What distinguished the successful species from those that perished? According to Darwin, it was the incredibly slow process of gene by gene adaptation. Humans, who like to consider themselves the products of millions of years of natural selection and adaptation may be reluctant to relinquish the idea that evolution is simply the replacement of inferior traits by superior ones. We like to assume that evolution has worked for no other reason than to produce us. Gould sees little order or logic to evolution. He asserts that evolution may not be a question of survival of the fittest, but survival of the luckiest. He says that often the painstaking progress of evolution has been instantaneously altered by a completely random event such as a meteorite. One such event could have been responsible for wiping out 96% of the species on earth. “When the plan changes so abruptly, no animal, no matter how adapted to its normal environment, is better suited than any other to withstand such a catastrophe. Often it comes down to being in the wrong place at the wrong time.” Gould says that our presence here is merely a series of gratuitous accidents. He was led to this conclusion because recently scientists have come up with so many evolutionary dead ends in the shale; they simply could not explain them. There doesn’t seem to be any reason why the species that lost, lost. Leading to the conclusion that it was a calamity on a grand scale, Gould claims that if we could restage the events of 530 million years we would get an entirely different evolutionary result every time. His theory is very much like the emerging science of chaos, where one small, random perturbation can have tremendous repercussions in time, space and eternity.

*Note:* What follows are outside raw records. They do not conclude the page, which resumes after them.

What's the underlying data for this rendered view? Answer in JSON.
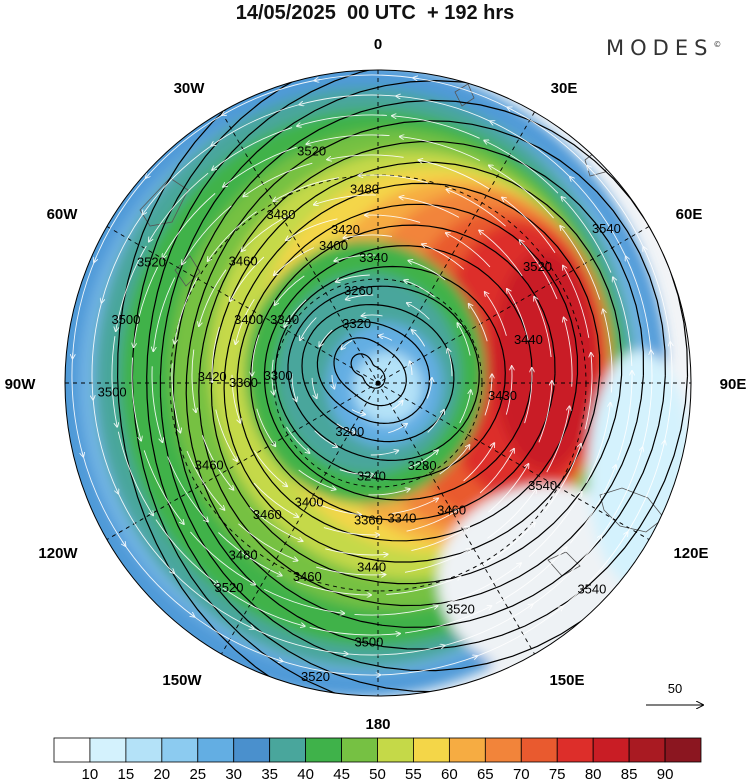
{
  "title": "14/05/2025  00 UTC  + 192 hrs",
  "brand": "MODES",
  "brand_mark": "©",
  "longitude_labels": {
    "n0": "0",
    "n30e": "30E",
    "n60e": "60E",
    "n90e": "90E",
    "n120e": "120E",
    "n150e": "150E",
    "n180": "180",
    "n150w": "150W",
    "n120w": "120W",
    "n90w": "90W",
    "n60w": "60W",
    "n30w": "30W"
  },
  "wind_reference_label": "50",
  "contour_levels": [
    3200,
    3240,
    3260,
    3280,
    3300,
    3340,
    3360,
    3400,
    3420,
    3440,
    3460,
    3480,
    3500,
    3520,
    3540
  ],
  "contour_labels": [
    {
      "text": "3520",
      "r": 0.77,
      "ang": -16
    },
    {
      "text": "3480",
      "r": 0.62,
      "ang": -30
    },
    {
      "text": "3480",
      "r": 0.62,
      "ang": -4
    },
    {
      "text": "3420",
      "r": 0.5,
      "ang": -12
    },
    {
      "text": "3340",
      "r": 0.4,
      "ang": -2
    },
    {
      "text": "3260",
      "r": 0.3,
      "ang": -12
    },
    {
      "text": "3400",
      "r": 0.46,
      "ang": -18
    },
    {
      "text": "3460",
      "r": 0.58,
      "ang": -48
    },
    {
      "text": "3520",
      "r": 0.82,
      "ang": -62
    },
    {
      "text": "3500",
      "r": 0.83,
      "ang": -76
    },
    {
      "text": "3400",
      "r": 0.46,
      "ang": -64
    },
    {
      "text": "3340",
      "r": 0.36,
      "ang": -56
    },
    {
      "text": "3320",
      "r": 0.2,
      "ang": -20
    },
    {
      "text": "3500",
      "r": 0.85,
      "ang": -92
    },
    {
      "text": "3420",
      "r": 0.53,
      "ang": -88
    },
    {
      "text": "3360",
      "r": 0.43,
      "ang": -90
    },
    {
      "text": "3300",
      "r": 0.32,
      "ang": -86
    },
    {
      "text": "3200",
      "r": 0.18,
      "ang": -150
    },
    {
      "text": "3240",
      "r": 0.3,
      "ang": -176
    },
    {
      "text": "3280",
      "r": 0.3,
      "ang": 152
    },
    {
      "text": "3460",
      "r": 0.6,
      "ang": -116
    },
    {
      "text": "3460",
      "r": 0.55,
      "ang": -140
    },
    {
      "text": "3400",
      "r": 0.44,
      "ang": -150
    },
    {
      "text": "3360",
      "r": 0.44,
      "ang": -176
    },
    {
      "text": "3340",
      "r": 0.44,
      "ang": 170
    },
    {
      "text": "3460",
      "r": 0.47,
      "ang": 150
    },
    {
      "text": "3480",
      "r": 0.7,
      "ang": -142
    },
    {
      "text": "3460",
      "r": 0.66,
      "ang": -160
    },
    {
      "text": "3440",
      "r": 0.59,
      "ang": -178
    },
    {
      "text": "3520",
      "r": 0.77,
      "ang": 160
    },
    {
      "text": "3500",
      "r": 0.83,
      "ang": -178
    },
    {
      "text": "3520",
      "r": 0.81,
      "ang": -144
    },
    {
      "text": "3520",
      "r": 0.96,
      "ang": -168
    },
    {
      "text": "3540",
      "r": 0.95,
      "ang": 134
    },
    {
      "text": "3540",
      "r": 0.62,
      "ang": 122
    },
    {
      "text": "3520",
      "r": 0.63,
      "ang": 54
    },
    {
      "text": "3540",
      "r": 0.88,
      "ang": 56
    },
    {
      "text": "3440",
      "r": 0.5,
      "ang": 74
    },
    {
      "text": "3430",
      "r": 0.4,
      "ang": 96
    }
  ],
  "colorbar": {
    "ticks": [
      "10",
      "15",
      "20",
      "25",
      "30",
      "35",
      "40",
      "45",
      "50",
      "55",
      "60",
      "65",
      "70",
      "75",
      "80",
      "85",
      "90"
    ],
    "colors": [
      "#ffffff",
      "#d4f2fd",
      "#b4e2f8",
      "#8ccbf0",
      "#63aee3",
      "#4a90cd",
      "#49a69c",
      "#3fb24a",
      "#76c143",
      "#c5d948",
      "#f4d648",
      "#f6ac42",
      "#f2843a",
      "#e95a2f",
      "#dd2e2a",
      "#c91d25",
      "#a91a22",
      "#8b1620"
    ]
  }
}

It boggles the mind to think that if any of these creatures had survived this cataclysm, won out over homo-sapiens and evolved into sentient beings, how different the earth would have been from what it is now. It also makes you wonder about what this evolutionary crap shoot might have turned up on other planets.
In The URANTIA Book, a Life-Carrier says:
“It will hardly be possible to explain to the present-day human mind many of the queer and apparently grotesque occurrences of early evolutionary progress. A purposeful plan was functioning throughout all of these seemingly strange evolution of living things, but we are not allowed arbitrarily to interfere with the development of the life patterns after they have once been set in operation.” (UB 65:3.1)
It also states that the eastern and central implantation groups were initially developing human potentialities, but the region suffered irretrievable losses of the highest types of germ plasm so the higher mammals subsequently developed from the western implantation of life. These and many other statements seem to confirm that Gould’s model of survival of the luckiest is, at least to some extent, in harmony with The URANTIA Book’s account of how life evolved on earth.